Get 2020 off to a heart healthy start

By June Shannon Heart News   |   2nd Jan 2020

Head of Health Promotion, Information and Training at the Irish Heart Foundation and registered dietitian, Janis Morrissey shares her top tips for a heart healthy 2020.

When it comes to new year’s resolutions it might be tempting to make drastic changes to your lifestyle but in fact small steps will be more achievable and sustainable.

Take a step back, look at your lifestyle and decide what’s important to you. Do you want to eat healthier or give up smoking, get active or drink less alcohol? Plan for what changes you would like to make and work out what supports you need. What could stop you achieving your goal and what can you do to minimise those barriers to success?

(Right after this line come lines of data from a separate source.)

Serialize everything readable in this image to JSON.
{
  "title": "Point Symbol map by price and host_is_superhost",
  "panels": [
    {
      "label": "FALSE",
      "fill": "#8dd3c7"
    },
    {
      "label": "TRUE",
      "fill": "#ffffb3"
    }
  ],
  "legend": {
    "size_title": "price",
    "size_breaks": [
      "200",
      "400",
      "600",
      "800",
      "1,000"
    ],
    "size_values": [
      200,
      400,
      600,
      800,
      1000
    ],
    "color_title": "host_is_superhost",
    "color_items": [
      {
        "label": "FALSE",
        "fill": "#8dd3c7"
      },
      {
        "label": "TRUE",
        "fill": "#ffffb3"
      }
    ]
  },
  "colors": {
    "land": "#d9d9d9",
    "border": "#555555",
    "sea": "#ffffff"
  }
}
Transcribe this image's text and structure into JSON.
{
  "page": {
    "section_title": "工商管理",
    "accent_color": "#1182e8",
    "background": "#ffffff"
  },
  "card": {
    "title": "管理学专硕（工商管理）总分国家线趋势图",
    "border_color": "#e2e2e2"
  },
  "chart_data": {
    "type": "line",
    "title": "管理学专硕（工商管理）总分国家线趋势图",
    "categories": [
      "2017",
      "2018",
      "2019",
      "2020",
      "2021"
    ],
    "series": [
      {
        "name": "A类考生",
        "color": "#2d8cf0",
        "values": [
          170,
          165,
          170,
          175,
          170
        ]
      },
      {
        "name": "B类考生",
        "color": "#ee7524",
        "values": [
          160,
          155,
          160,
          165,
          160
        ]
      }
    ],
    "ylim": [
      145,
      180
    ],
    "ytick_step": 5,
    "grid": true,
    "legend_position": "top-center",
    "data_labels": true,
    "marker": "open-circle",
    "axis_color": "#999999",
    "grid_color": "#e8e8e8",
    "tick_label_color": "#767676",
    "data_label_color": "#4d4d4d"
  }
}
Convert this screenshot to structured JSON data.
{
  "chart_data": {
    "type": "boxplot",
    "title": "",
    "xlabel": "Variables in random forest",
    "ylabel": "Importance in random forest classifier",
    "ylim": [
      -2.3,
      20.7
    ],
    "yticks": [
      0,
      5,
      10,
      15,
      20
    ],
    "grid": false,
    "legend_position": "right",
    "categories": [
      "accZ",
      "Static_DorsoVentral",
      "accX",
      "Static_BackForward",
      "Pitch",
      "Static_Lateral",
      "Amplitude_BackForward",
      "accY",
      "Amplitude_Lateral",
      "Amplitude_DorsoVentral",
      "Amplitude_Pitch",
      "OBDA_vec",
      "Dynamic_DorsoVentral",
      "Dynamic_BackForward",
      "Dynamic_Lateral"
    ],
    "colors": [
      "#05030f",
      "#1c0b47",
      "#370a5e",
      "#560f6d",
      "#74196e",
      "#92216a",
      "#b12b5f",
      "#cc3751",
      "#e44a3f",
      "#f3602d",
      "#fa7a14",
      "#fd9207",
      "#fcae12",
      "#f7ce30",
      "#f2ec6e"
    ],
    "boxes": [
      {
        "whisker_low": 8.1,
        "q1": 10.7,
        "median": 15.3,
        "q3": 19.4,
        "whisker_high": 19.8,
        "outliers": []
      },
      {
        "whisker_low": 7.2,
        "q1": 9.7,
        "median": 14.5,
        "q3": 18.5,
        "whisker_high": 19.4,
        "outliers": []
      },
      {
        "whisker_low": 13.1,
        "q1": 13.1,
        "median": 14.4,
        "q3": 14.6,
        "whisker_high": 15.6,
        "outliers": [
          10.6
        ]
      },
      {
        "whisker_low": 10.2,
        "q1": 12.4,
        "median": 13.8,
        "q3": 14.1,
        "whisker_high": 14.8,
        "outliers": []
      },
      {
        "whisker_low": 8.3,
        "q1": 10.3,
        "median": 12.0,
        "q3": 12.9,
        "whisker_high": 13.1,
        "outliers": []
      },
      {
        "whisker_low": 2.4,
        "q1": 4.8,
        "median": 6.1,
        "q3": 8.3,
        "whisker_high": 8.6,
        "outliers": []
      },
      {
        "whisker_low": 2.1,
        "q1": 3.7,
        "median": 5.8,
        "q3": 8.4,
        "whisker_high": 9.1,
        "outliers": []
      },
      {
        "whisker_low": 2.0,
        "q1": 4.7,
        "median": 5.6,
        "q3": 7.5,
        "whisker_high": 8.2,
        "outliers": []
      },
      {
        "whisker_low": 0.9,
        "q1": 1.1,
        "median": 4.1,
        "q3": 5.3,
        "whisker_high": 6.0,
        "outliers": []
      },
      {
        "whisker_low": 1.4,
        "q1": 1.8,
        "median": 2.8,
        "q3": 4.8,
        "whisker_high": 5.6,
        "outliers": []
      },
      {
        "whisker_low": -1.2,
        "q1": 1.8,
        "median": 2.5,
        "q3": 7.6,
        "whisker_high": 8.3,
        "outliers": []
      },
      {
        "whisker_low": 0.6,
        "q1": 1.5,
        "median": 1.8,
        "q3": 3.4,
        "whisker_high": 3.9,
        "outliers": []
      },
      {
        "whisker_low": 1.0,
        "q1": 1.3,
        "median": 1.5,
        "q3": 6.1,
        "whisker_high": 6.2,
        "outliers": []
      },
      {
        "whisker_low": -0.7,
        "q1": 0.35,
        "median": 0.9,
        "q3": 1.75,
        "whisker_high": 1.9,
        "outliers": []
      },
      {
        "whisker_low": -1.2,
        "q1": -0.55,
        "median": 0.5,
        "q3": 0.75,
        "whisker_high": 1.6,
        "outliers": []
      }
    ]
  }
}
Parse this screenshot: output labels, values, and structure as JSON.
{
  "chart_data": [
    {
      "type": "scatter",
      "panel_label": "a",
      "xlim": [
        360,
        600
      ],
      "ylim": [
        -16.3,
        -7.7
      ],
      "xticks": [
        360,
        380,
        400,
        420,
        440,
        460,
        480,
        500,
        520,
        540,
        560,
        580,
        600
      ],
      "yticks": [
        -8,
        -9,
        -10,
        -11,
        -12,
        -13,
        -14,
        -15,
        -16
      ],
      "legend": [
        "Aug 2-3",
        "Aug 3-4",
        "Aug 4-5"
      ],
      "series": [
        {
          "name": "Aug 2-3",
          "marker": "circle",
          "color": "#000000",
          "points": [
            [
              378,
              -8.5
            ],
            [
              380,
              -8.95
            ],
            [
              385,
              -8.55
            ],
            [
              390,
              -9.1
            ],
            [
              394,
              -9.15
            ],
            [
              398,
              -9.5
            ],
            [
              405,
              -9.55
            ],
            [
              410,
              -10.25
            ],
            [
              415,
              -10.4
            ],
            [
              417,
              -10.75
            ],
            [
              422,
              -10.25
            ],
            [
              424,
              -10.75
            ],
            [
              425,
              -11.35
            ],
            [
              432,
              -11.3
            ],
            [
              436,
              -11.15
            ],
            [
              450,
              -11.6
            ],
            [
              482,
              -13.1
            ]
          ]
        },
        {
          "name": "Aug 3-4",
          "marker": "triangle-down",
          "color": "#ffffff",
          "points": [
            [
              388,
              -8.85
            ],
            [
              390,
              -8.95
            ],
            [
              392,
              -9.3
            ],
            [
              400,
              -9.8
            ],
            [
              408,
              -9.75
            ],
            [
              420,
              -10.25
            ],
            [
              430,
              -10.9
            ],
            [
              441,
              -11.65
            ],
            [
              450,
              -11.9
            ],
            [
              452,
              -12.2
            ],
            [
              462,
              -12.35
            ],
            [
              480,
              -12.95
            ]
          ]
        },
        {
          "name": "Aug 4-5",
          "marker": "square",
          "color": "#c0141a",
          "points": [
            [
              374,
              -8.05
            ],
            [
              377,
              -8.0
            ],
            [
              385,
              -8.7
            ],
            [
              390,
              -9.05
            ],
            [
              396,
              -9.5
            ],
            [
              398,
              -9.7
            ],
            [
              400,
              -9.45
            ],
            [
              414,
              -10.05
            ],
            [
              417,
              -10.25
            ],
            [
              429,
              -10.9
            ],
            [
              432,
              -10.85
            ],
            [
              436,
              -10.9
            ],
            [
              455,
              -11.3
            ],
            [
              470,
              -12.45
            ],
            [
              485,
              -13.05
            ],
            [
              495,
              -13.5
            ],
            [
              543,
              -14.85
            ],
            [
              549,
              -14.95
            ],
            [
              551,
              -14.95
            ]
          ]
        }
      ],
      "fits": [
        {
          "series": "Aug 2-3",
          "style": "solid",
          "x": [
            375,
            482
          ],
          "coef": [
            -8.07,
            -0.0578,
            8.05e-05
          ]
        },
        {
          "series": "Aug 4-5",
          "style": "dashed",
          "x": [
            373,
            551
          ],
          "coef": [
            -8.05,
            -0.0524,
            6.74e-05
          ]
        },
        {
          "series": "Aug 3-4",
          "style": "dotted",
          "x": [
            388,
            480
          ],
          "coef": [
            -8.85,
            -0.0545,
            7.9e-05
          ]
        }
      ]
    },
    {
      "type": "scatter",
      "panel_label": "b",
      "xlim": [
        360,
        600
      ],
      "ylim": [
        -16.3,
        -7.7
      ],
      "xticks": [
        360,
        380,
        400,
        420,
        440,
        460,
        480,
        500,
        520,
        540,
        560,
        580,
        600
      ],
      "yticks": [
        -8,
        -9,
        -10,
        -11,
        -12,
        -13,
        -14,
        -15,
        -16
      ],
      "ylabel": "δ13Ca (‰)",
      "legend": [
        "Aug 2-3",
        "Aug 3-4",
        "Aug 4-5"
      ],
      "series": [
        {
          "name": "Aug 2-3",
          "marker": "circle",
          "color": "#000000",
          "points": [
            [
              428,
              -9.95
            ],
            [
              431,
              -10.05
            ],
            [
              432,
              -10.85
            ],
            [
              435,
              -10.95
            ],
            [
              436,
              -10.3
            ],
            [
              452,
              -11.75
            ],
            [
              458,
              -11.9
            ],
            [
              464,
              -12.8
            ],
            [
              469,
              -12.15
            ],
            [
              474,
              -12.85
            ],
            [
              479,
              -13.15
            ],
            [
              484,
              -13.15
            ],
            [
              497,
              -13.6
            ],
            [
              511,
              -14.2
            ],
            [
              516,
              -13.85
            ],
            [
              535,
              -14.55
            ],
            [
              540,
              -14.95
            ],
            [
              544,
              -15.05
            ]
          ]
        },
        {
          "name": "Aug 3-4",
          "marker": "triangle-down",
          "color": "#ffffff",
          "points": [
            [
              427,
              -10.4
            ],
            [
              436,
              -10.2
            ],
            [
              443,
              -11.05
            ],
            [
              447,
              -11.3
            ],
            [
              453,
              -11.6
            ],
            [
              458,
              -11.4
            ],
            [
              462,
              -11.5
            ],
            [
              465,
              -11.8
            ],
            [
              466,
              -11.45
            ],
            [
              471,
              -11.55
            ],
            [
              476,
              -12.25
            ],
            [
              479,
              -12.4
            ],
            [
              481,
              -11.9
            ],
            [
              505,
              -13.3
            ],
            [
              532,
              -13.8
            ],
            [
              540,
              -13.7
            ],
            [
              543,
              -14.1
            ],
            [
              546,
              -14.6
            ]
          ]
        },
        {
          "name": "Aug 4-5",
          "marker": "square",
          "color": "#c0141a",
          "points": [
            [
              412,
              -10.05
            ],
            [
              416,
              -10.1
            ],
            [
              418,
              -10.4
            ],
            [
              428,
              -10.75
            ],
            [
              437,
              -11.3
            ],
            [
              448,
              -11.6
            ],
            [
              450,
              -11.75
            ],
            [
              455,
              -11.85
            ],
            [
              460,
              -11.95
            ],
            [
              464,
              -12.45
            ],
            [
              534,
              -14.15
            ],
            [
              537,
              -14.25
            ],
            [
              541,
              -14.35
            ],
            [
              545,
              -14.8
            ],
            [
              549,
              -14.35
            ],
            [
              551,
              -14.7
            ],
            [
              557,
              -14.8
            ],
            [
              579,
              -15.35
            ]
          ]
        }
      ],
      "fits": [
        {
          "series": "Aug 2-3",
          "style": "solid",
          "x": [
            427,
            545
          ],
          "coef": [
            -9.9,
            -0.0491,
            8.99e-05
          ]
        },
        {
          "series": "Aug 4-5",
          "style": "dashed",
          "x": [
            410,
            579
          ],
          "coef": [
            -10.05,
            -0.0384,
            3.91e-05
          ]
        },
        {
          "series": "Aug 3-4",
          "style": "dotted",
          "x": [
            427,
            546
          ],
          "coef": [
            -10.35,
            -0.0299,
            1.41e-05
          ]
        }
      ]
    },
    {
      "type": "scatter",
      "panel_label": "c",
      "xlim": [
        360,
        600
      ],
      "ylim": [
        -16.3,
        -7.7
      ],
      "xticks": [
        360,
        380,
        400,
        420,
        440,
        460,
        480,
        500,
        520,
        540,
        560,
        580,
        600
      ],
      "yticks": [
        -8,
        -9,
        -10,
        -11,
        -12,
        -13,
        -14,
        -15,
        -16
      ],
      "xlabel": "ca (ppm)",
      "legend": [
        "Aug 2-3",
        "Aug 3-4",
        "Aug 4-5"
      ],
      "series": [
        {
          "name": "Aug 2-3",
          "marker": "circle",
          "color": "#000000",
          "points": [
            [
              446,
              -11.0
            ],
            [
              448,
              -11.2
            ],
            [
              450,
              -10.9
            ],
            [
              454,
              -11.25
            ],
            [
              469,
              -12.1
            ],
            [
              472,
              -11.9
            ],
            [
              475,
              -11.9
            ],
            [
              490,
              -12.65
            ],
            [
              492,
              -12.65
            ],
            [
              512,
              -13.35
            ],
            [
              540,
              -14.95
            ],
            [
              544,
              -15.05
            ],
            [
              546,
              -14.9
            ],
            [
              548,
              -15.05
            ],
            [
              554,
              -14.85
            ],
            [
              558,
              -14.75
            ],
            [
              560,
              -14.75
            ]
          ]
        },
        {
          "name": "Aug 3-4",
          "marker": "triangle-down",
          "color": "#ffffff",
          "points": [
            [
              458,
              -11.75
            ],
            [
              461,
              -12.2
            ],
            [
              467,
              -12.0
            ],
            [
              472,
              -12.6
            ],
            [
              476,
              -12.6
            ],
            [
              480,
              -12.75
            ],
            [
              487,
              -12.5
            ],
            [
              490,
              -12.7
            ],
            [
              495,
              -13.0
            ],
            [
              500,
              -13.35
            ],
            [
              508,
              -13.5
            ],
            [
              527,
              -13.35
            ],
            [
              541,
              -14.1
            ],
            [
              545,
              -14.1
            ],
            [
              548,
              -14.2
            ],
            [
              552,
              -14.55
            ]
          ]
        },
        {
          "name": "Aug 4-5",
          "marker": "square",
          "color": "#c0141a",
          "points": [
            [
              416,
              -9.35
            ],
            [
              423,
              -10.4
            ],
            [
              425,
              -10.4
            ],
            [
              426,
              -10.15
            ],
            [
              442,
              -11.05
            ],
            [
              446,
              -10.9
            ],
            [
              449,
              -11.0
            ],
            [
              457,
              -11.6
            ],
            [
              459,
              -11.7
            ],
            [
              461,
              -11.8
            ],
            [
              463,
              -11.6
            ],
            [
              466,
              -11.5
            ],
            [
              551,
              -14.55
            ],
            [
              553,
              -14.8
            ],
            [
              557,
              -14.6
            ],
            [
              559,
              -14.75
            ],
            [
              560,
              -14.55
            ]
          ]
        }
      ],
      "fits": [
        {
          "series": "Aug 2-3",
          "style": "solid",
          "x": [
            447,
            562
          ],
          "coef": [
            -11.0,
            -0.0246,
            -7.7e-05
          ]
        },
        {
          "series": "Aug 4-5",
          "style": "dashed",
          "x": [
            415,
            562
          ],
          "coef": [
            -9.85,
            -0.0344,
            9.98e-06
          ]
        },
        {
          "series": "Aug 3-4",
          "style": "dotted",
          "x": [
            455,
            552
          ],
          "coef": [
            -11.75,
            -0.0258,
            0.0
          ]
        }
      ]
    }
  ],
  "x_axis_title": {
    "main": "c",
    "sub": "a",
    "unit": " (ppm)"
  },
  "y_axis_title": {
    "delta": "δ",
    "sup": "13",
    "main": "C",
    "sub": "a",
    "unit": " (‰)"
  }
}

Here are the top things we recommend for a heart-healthy start to 2020:


Healthy Eating

Keep your focus on the habits you want to change rather than on an ‘all or nothing’ approach. So rather than thinking about all the foods you feel you must give up or go without, why not see the new year as a time to embrace a whole new way of eating healthily for the good of your heart.


When it comes to maintaining a heart-healthy diet, remember that alcohol is high in sugar and calories and drinking more than the recommended amount can be harmful to your heart. For women, the recommended maximum limit is 11 standard drinks a week and for men it is 17 standard drinks a week. A standard drink is half a pint of beer or a small glass of wine.

Being active

Recent Irish research found that less than half of adults are meeting that national guidelines for physical activity, leaving them at greater risk of cardiovascular disease, type 2 diabetes, dementia, and some cancers. All it takes is 30 minutes of moderate intensity activity five days a week to keep your heart healthy. It can be difficult to find an extra half an hour in our busy days, but two 15-minute brisk walks will give the same benefit to your heart as one 30-minute session.



Getting a good night’s sleep is crucial for heart health. In fact, the World Health Organisation has said that poor sleep should be considered a modifiable risk factor for cardiovascular disease. Sleep issues, especially not sleeping enough, obstructive sleep apnoea (five or more pauses in breathing per hour of sleep) and insomnia can influence the risk of obesity, high blood pressure, Type 2 diabetes, stroke, coronary heart disease and overall cardiovascular disease.